1. A character string search method for searching a character string, comprising: a step of extracting a syllable element from an input keyword; a step of normalizing the notational fluctuation of the extracted syllable element; And searching for a character string that matches the input keyword reading by referring to a reading matching index indicating a storage location of the character string that contains the character string.

2. The character string search method according to claim 1, wherein a full-match character string search is performed to search for a character string that matches the normalized keyword obtained by connecting the normalized syllable elements. .

3. The character string search method according to claim 1, wherein a character string including a plurality of continuous syllable elements is searched for in the normalized syllable elements.

4. A syllable element extracting unit for extracting a syllable element from an input keyword, and a syllable element normalizing unit for normalizing the notation fluctuation of the extracted syllable element. And a reading matching index search unit that searches for a character string that matches the reading of the input keyword by referring to a reading matching index indicating a storage location of a character string including the normalized syllable element. Character string search device.

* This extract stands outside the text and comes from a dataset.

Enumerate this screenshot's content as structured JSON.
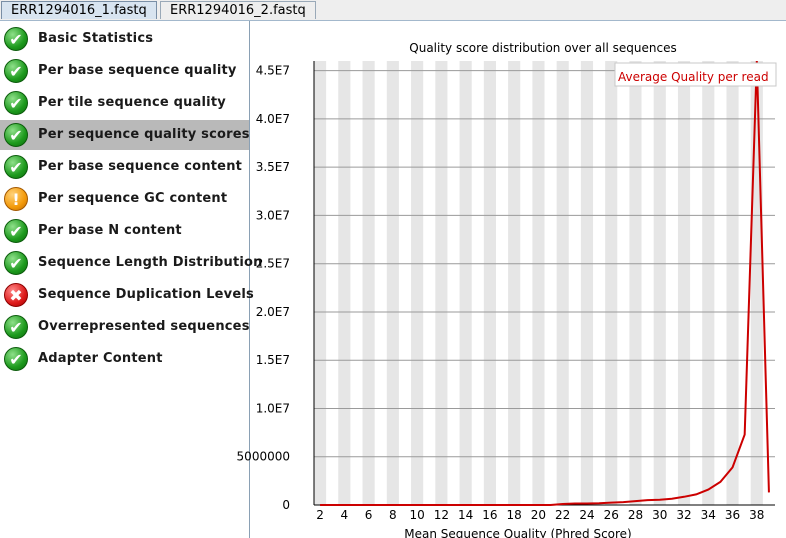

5. A syllabic element extracting unit for extracting a syllable element from an input keyword on a computer-readable recording medium storing a program for causing a computer to function as a character string searching device for searching for a character string. The syllable element normalization unit for normalizing the fluctuation of the notation of the extracted syllable element, and the reading matching index indicating the storage location of the character string including the normalized syllable element, refer to the reading of the input keyword. A recording medium having recorded thereon a program for causing a computer to function as a reading match index search unit for searching for a character string.